We have followed discussion surrounding the decision by the Electoral Commission (EC), to charge GH¢50,000 and GH¢10,000 as nomination filing fees for presidential and parliamentary candidates respectively.

The decision has received mixed reactions as some have labeled it as excessive while others think that the EC is justified in pegging the fees at the rate as announced.

It is important to note that in 2012, parliamentary candidates paid GH¢1,000 while the presidential nominees paid GH¢10,000.

This year’s filing fees have no doubt been substantially increased, and in the case of the presidential candidates, it is up to about 5,000 per cent.

The EC might have reasons for increasing the fee to the levels it did, and might have taken into consideration various factors to arrive at the current fees.

While some have justified it and argued that it is an incentive for parties to work hard as any presidential candidate that attains 25 per cent in the polls and parliamentary candidate who earns 12 per cent would get a refund, others think that the fees are excessively high.

We are fully aware that the EC has the mandate to fix the fees and conscious of the fact that the monies are deposits which could be refunded based on the performance of the candidates, we nonetheless are of the view that the fees must be reviewed.

Our argument is purely based on the fact that the percentage increase from the 2012 fees appears massive and cannot be justified on economic conditions prevailing in the country.

If we should go by the trend of increasing the fees in every election year, and going by the percentage increase this year, then in 2020, the filing fee might increase to a million cedis for presidential candidates.

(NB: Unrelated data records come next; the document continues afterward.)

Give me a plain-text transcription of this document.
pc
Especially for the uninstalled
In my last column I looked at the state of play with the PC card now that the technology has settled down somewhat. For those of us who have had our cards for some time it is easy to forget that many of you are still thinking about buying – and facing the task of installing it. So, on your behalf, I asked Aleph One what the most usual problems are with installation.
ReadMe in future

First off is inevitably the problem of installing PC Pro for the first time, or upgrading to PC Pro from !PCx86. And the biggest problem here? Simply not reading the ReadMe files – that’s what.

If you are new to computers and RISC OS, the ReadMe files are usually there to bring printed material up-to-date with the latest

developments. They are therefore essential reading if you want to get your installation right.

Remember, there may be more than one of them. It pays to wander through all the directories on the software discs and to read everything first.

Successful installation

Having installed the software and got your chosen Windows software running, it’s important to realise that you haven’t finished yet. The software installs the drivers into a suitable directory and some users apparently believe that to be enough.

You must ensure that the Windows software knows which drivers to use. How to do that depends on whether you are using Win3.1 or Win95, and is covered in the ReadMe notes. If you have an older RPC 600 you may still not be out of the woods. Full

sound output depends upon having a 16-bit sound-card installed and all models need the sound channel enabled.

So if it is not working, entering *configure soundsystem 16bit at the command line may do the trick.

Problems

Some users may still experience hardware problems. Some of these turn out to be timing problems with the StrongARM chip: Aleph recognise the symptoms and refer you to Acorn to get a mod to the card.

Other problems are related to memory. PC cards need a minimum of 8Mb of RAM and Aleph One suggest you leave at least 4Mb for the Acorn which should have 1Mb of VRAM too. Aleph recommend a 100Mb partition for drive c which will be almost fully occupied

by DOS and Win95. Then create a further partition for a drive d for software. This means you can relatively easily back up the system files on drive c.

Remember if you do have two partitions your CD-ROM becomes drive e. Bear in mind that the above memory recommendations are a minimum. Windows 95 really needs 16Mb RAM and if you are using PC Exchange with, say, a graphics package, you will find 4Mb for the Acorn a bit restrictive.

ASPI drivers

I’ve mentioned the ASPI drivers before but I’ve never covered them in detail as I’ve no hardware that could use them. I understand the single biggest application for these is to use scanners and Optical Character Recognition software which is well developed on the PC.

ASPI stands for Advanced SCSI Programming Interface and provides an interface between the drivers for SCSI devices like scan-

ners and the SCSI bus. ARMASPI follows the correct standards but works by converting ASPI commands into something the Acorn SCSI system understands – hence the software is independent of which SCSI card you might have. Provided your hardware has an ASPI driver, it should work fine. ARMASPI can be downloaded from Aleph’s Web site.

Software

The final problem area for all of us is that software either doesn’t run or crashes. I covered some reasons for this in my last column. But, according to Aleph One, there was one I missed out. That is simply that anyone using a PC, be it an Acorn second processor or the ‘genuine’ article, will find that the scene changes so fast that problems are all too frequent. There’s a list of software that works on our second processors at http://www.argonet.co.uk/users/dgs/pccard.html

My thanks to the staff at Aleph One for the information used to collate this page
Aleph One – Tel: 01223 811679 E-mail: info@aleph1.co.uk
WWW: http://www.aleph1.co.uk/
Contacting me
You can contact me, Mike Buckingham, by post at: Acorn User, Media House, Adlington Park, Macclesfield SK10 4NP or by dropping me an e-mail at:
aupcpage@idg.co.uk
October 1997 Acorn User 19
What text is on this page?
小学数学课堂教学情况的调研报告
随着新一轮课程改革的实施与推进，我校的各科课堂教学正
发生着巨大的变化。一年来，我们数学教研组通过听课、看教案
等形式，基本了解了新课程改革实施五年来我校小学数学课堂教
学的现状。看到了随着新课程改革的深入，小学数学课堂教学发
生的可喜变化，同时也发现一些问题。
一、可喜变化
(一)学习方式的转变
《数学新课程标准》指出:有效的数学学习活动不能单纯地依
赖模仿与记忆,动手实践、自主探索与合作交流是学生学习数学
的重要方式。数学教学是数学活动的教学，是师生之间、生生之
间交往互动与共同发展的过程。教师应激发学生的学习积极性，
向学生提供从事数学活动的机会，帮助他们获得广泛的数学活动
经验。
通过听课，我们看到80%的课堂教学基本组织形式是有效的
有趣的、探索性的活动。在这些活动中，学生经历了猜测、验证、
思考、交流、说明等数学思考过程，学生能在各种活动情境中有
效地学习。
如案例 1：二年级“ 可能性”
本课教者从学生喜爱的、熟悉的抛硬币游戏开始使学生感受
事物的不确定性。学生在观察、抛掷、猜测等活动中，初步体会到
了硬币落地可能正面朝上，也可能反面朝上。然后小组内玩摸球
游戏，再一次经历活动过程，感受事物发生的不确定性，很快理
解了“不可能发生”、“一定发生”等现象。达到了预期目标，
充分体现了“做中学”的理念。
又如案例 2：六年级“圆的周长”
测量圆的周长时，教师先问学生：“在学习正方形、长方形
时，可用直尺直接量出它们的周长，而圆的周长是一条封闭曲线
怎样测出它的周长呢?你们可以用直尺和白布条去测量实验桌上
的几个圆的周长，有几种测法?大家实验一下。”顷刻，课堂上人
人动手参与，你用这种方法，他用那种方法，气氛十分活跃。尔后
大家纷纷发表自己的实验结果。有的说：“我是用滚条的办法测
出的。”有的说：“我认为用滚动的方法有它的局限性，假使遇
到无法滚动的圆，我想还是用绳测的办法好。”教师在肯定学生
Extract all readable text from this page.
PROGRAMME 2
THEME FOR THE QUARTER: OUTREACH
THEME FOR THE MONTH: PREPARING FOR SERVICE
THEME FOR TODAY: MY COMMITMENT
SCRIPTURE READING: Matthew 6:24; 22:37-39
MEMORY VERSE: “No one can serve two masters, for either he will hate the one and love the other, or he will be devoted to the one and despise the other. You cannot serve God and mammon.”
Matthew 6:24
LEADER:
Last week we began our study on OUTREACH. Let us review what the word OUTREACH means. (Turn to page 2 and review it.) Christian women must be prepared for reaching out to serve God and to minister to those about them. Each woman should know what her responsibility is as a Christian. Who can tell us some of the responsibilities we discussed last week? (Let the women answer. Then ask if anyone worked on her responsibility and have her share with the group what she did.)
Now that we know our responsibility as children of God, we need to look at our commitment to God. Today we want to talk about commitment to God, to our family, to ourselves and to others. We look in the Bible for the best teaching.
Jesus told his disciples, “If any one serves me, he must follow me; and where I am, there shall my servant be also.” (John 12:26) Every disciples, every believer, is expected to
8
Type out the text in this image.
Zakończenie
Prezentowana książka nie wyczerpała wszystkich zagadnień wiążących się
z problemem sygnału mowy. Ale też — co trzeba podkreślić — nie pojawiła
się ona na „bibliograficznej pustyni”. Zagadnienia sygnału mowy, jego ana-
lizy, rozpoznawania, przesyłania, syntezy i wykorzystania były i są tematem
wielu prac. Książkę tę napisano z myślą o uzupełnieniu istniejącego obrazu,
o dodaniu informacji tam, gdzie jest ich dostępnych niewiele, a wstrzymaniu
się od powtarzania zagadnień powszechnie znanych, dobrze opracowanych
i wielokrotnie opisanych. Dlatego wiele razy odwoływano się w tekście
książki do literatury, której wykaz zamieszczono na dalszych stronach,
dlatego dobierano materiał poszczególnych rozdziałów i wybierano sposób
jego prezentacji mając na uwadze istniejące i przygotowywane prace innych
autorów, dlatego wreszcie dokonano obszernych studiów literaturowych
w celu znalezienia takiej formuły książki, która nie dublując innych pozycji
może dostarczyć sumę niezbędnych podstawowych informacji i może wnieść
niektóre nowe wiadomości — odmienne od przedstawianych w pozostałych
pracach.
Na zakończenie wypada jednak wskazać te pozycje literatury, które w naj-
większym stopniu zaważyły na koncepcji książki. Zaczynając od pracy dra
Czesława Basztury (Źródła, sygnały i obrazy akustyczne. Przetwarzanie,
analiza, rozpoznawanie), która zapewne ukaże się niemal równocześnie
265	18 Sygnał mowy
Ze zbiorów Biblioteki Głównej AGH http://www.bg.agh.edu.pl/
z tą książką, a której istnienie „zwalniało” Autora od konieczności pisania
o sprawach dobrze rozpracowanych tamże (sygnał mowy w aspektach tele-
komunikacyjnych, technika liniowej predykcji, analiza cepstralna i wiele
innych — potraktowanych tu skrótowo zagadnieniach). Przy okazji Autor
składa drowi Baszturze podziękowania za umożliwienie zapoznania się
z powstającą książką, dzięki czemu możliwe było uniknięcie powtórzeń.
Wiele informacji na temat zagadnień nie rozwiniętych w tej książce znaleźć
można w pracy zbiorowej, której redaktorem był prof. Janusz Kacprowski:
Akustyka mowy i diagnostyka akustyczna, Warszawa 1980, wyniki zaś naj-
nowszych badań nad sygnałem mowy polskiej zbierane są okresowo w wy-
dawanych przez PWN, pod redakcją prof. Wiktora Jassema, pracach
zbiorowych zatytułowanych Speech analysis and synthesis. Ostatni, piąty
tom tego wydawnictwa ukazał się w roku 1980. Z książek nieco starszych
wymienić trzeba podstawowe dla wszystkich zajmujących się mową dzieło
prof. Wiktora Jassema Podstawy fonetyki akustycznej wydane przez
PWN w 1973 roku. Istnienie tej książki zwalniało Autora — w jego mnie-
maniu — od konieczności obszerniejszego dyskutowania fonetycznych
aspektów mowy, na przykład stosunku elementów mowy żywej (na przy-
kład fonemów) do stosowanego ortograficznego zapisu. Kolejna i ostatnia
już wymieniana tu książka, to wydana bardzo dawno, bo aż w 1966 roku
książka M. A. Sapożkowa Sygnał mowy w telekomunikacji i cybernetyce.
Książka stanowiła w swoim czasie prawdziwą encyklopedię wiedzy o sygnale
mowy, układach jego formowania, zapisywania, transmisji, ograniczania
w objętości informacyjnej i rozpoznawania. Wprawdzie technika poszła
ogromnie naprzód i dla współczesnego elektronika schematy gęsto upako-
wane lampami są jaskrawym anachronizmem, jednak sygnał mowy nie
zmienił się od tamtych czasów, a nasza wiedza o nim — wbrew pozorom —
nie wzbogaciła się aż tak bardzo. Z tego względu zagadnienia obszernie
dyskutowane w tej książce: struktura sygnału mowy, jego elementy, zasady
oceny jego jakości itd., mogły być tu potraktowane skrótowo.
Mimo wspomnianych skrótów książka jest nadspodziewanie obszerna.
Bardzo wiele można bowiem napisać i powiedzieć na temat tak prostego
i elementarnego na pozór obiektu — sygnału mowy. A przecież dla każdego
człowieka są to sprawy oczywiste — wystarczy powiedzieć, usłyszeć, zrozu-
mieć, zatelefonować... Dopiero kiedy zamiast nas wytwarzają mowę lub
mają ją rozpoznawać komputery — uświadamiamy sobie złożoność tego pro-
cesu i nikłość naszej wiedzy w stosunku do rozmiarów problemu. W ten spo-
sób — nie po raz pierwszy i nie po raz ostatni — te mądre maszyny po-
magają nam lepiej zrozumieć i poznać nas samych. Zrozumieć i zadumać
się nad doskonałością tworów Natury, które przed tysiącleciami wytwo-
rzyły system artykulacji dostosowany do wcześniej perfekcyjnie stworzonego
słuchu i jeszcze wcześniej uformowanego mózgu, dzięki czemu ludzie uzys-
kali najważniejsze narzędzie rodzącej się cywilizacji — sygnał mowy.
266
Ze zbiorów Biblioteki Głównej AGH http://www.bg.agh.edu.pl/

It would be ridiculous to continue to increase the fees each election year which would eventually put the fees beyond the reach of the candidates.

It is essential for the EC to consider the filing fees in conformity with the prevailing economic conditions and the financial strength of the parties.

We are concerned that if these conditions are not considered in fixing the fees, the EC may be pricing the fees out of the reach of the candidates.

We appeal to the EC to review the fees downwards so as to give every candidate a fair chance of participating in the 2016 general elections.